PGR se manifesta a favor de prisão domiciliar para Jair Bolsonaro por motivos de saúde - Estado do Pará Online

PGR se manifesta a favor de prisão domiciliar para Jair Bolsonaro por motivos de saúde

Parecer será analisado pelo STF; defesa alega necessidade de acompanhamento médico contínuo

Foto: Sergio Lima / AFP/ 25/11/2025

A Procuradoria-Geral da República (PGR) enviou ao Supremo Tribunal Federal (STF), nesta segunda-feira (23), um parecer favorável à concessão de prisão domiciliar ao ex-presidente Jair Bolsonaro, com base em questões de saúde.

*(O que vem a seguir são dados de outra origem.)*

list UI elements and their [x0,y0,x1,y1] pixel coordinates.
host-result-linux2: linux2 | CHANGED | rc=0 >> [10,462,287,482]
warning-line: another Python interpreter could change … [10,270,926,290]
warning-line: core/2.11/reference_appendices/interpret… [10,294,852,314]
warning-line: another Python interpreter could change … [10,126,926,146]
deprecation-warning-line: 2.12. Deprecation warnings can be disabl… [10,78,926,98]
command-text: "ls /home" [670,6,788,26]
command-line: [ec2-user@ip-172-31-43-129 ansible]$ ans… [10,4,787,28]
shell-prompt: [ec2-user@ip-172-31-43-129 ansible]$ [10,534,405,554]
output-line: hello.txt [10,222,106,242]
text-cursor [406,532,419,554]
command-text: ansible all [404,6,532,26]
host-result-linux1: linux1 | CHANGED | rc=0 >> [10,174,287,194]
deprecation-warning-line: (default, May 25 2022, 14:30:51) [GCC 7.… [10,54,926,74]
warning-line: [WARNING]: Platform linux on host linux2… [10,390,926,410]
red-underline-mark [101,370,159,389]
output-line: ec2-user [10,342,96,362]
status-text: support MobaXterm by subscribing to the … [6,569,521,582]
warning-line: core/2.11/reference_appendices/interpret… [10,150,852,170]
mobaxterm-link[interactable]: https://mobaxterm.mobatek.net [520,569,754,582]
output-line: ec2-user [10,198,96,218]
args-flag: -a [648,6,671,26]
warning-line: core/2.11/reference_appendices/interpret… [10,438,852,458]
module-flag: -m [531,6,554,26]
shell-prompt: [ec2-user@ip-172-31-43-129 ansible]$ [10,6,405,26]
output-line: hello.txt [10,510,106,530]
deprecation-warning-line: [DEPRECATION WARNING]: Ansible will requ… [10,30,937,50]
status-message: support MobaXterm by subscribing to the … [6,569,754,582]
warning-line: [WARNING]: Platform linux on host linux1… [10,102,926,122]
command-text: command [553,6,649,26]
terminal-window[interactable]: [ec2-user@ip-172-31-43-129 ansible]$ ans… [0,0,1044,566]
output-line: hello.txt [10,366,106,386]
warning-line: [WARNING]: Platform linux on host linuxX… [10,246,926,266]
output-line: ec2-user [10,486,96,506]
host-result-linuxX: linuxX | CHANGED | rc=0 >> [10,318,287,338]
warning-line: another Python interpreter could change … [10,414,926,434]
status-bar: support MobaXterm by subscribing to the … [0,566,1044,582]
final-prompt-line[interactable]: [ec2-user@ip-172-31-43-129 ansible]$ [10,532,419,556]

O documento foi encaminhado ao ministro Alexandre de Moraes, relator do caso, que deverá decidir sobre o pedido. No parecer, o procurador-geral da República, Paulo Gonet, defende que o estado de saúde do ex-presidente exige acompanhamento constante.

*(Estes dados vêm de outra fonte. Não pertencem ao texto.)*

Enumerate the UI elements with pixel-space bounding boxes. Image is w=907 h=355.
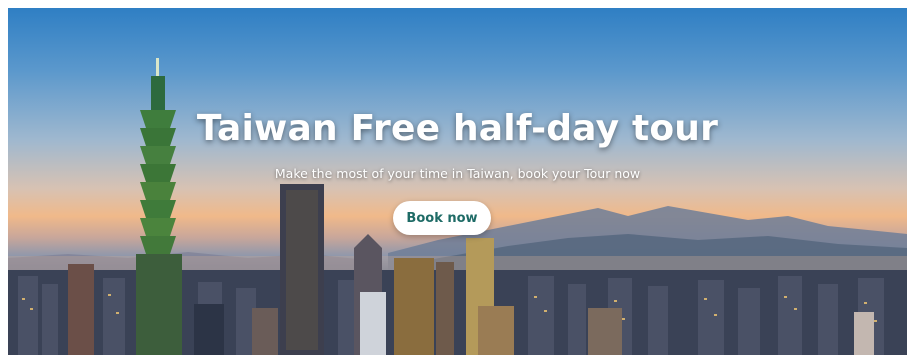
hero-banner: Taiwan Free half-day tour Make the most … [8,8,907,355]
book-now-button[interactable]: Book now [393,201,491,235]
hero-subtitle: Make the most of your time in Taiwan, bo… [274,166,641,181]
hero-title: Taiwan Free half-day tour [196,108,719,149]
hero-content: Taiwan Free half-day tour Make the most … [8,8,907,355]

Segundo a manifestação, Bolsonaro apresenta quadro clínico que pode sofrer alterações repentinas, o que justificaria a adoção da prisão domiciliar para garantir monitoramento integral e cuidados médicos adequados.

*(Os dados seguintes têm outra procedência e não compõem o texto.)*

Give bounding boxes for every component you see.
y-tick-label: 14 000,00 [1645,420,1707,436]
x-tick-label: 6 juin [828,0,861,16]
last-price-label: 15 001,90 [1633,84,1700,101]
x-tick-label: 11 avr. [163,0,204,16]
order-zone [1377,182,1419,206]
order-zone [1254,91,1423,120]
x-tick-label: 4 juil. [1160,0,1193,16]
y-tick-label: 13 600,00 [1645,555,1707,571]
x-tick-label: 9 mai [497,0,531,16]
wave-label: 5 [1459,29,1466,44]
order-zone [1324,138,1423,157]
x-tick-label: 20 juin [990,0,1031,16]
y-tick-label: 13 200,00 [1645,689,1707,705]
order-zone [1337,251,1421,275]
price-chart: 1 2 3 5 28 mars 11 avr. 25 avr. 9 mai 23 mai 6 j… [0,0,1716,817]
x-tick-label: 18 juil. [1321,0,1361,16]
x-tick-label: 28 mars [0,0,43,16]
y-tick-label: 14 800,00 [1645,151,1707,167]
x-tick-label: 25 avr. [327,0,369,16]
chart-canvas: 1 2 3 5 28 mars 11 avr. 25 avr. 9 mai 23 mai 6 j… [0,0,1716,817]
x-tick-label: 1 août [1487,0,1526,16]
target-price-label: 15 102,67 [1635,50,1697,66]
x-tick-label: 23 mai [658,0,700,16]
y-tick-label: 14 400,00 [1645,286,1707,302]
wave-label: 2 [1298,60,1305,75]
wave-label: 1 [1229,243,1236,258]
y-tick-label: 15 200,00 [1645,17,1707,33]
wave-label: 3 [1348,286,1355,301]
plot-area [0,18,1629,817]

O ex-presidente, de 71 anos, cumpre pena em uma ala especial do 19º Batalhão da Polícia Militar do Distrito Federal. Ele foi condenado pelo Supremo a 27 anos e três meses de prisão por crimes relacionados a atos contra a democracia, incluindo a liderança de uma organização criminosa armada com tentativa de golpe de Estado.

Situação do ex-presidente

No último dia 13 de março, Bolsonaro passou mal na unidade prisional e precisou ser levado para atendimento médico. Já no hospital, foi internado em uma Unidade de Terapia Intensiva (UTI) após apresentar sintomas como sudorese, calafrios e baixa oxigenação.

Foto: Redes Sociais

Posteriormente, foi diagnosticado com broncopneumonia bacteriana bilateral, de provável origem aspirativa. Ele permanece internado no hospital DF Star, em Brasília.

Após a internação, a defesa voltou a solicitar a conversão da pena para prisão domiciliar, alegando risco à saúde do ex-presidente. Na última sexta-feira (20), o ministro Alexandre de Moraes pediu que a PGR se manifestasse sobre o pedido antes de tomar uma decisão.

O caso agora aguarda análise do Supremo Tribunal Federal.